Unexpected drought conditions also make it more difficult to find the right time to put seedlings in the ground. Typically, landowners take advantage of rainy seasons, so disaster strikes during years when the rain suddenly dries up for six weeks after planting a young pine. Reforestation then becomes more expensive and time-consuming, as landowners might have to buy a new set of seedlings and wait until the next year to replant.
But the most valuable asset when it comes to replanting is patience, Jack said. It takes longleaf pines at least 30 years to start reliably producing fertile seeds and up to 100 years to fully mature, meaning most landowners reforesting are contributing to a landscape they will never see.
Luckily, for some, imagining the beauty of what’s to come is enough.
Lori Carroll grew up believing there was nothing more beautiful than a wide, open piece of land covered with grass, cows and massive grandaddy oak trees. Raised on a farm in Providence, Florida, a small community 45 minutes north of Gainesville, she traded tobacco and livestock for 560 acres of future forest in Gilchrist County.
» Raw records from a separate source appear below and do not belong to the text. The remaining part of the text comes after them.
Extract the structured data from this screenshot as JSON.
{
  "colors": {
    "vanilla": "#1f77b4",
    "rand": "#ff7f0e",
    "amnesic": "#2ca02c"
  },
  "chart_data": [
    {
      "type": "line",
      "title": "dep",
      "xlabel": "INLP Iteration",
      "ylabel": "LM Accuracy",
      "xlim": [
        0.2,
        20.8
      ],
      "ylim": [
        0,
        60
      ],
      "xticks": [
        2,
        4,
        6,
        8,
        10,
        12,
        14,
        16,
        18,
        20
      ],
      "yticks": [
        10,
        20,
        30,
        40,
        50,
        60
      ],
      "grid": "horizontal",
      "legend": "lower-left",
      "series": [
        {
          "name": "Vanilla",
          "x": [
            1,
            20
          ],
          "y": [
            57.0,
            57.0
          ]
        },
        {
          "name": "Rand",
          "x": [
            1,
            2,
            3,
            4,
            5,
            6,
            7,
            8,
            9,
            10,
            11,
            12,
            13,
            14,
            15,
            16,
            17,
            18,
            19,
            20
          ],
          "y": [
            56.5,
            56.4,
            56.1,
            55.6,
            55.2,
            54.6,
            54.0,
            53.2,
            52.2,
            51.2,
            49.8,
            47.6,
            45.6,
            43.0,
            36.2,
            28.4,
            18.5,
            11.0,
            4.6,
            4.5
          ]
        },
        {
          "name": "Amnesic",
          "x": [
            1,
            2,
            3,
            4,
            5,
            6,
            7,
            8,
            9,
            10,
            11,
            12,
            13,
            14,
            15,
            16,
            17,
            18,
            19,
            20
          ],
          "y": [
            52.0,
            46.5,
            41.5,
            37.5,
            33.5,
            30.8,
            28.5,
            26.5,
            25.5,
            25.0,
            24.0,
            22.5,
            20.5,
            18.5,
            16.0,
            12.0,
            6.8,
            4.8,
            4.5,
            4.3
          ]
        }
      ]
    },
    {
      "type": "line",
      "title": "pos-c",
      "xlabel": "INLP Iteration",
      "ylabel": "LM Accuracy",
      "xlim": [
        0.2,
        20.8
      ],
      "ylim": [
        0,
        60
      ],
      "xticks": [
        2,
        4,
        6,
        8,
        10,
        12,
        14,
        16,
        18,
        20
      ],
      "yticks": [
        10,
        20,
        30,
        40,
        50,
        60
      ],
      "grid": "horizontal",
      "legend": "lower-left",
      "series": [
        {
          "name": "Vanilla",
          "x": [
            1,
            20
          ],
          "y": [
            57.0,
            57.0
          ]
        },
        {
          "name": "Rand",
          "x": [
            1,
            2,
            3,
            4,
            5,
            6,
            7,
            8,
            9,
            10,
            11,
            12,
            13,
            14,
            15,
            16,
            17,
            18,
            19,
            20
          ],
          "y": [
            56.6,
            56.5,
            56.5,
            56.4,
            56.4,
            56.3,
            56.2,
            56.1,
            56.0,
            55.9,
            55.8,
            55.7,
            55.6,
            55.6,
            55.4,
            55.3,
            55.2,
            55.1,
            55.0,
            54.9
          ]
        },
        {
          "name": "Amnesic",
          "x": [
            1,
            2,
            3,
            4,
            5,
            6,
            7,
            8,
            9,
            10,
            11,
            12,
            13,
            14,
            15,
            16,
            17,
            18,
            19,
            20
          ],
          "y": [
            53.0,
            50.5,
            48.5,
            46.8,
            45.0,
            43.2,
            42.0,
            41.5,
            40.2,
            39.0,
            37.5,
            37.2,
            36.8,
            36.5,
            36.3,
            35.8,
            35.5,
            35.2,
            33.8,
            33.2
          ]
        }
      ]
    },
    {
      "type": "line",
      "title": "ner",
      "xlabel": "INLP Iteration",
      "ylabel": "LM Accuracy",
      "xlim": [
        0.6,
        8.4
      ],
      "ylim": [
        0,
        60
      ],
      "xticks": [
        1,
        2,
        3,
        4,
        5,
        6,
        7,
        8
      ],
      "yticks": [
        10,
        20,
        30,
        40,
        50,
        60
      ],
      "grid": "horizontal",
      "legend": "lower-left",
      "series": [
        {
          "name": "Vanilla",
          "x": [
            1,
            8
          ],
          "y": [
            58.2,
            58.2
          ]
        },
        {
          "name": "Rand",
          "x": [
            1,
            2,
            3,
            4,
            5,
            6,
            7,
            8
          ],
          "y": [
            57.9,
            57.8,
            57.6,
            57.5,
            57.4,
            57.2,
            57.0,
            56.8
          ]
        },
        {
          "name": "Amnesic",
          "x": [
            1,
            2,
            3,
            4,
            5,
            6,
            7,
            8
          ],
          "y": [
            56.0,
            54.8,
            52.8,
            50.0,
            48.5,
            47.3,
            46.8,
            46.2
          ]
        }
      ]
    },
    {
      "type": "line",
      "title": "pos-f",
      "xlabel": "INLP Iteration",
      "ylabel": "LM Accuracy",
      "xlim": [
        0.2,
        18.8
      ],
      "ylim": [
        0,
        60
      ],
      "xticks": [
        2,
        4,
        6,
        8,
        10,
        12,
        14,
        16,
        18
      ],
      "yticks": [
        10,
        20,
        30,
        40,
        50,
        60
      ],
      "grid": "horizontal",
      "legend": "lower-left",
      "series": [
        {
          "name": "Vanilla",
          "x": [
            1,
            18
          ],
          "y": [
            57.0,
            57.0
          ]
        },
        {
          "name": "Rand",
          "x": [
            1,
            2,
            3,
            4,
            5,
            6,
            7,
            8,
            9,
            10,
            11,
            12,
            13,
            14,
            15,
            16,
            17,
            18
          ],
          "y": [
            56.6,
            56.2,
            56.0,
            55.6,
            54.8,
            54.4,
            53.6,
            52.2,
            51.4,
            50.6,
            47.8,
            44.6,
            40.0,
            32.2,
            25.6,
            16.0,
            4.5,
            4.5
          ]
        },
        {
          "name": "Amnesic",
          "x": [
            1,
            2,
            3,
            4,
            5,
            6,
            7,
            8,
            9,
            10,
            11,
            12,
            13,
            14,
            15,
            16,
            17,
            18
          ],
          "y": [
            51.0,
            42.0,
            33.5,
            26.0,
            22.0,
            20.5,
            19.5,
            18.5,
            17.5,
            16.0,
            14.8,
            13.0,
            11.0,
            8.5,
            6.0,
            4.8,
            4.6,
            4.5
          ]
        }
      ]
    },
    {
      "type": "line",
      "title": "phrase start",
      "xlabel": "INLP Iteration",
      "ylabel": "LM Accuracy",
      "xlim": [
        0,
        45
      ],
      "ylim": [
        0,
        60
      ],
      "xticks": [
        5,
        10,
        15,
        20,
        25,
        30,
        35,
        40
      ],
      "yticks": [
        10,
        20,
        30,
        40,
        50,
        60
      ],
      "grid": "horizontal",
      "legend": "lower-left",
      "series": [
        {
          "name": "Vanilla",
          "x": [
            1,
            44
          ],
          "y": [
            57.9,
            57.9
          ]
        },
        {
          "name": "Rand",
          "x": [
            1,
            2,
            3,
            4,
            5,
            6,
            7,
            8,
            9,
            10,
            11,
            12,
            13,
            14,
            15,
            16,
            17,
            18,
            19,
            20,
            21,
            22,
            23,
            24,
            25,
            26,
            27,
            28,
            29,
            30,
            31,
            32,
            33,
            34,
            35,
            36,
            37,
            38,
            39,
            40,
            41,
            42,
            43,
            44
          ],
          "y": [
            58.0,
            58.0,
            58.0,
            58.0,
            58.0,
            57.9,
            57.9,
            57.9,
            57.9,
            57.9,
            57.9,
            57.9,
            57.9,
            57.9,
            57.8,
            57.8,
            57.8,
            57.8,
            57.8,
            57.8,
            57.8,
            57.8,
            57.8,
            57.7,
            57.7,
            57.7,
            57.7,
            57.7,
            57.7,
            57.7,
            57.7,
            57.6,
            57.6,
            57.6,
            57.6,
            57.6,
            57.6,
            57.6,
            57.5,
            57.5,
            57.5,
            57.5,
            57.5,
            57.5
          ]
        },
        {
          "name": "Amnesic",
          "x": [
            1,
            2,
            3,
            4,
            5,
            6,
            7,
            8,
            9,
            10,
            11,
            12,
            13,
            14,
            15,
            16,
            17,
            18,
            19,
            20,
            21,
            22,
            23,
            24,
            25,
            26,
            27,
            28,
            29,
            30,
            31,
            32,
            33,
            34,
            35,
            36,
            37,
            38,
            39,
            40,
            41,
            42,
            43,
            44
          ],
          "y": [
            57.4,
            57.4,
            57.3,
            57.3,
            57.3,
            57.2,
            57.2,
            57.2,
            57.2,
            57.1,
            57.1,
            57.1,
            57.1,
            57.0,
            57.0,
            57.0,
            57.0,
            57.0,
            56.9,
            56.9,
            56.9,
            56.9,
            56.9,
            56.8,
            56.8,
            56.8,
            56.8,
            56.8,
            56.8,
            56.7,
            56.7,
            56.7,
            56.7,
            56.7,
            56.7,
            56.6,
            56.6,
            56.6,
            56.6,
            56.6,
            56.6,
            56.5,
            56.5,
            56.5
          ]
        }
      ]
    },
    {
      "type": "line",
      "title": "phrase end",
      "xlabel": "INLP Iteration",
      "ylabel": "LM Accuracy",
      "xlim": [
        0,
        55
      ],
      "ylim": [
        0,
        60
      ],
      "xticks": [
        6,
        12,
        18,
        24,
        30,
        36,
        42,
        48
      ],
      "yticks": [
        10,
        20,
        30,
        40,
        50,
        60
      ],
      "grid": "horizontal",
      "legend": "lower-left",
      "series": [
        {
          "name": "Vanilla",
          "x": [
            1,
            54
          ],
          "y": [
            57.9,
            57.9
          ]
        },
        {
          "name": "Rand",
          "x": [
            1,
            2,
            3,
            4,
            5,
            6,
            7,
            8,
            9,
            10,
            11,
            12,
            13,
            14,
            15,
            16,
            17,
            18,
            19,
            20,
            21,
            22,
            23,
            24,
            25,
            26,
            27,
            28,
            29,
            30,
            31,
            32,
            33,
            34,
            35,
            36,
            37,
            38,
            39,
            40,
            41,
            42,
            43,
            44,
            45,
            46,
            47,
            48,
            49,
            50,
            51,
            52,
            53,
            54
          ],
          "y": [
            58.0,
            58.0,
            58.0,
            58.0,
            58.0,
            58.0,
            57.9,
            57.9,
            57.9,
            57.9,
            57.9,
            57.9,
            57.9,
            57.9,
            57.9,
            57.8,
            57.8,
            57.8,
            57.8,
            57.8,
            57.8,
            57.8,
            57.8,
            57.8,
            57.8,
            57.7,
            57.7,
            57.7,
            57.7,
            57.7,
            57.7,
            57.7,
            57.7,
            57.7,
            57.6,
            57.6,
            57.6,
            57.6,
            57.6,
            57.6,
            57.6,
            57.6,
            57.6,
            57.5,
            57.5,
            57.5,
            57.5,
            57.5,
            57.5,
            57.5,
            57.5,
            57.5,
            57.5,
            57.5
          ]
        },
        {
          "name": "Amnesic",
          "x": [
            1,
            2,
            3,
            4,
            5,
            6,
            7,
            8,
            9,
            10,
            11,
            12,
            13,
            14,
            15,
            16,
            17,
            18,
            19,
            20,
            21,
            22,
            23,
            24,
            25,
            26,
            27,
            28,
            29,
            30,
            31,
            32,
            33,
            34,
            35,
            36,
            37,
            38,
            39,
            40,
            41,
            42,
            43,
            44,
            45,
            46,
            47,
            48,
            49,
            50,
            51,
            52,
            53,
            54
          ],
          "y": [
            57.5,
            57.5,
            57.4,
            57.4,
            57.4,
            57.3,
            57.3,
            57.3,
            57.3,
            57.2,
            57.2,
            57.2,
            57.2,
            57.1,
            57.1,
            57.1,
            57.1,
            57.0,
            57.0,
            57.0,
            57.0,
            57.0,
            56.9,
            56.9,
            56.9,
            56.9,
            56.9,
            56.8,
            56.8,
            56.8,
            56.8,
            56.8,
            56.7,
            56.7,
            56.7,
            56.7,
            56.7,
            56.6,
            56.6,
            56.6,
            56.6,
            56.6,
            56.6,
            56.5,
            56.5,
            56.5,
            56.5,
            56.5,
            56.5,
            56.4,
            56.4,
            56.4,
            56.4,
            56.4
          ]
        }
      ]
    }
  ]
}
Over the past few years, Carroll and her husband, Bob, have planted 13,000 young longleaf pines across their property — trees the couple won’t see fully mature during either of their lifetimes.
Carroll and her husband are new to prescribed fire, she said, but they plan to continue burning every two years to give their longleafs the chance to thrive. It can take land just as many years as it was denied fire to return to the way it was, she said, so her property might need 30 years of diligent burning to look how it once did.
It’s a waiting game — and one Carroll and her husband are prepared to play, even if they won’t see it to the end.
“One thing my husband likes to say is that in 300 years, this property is going to be drop dead gorgeous.”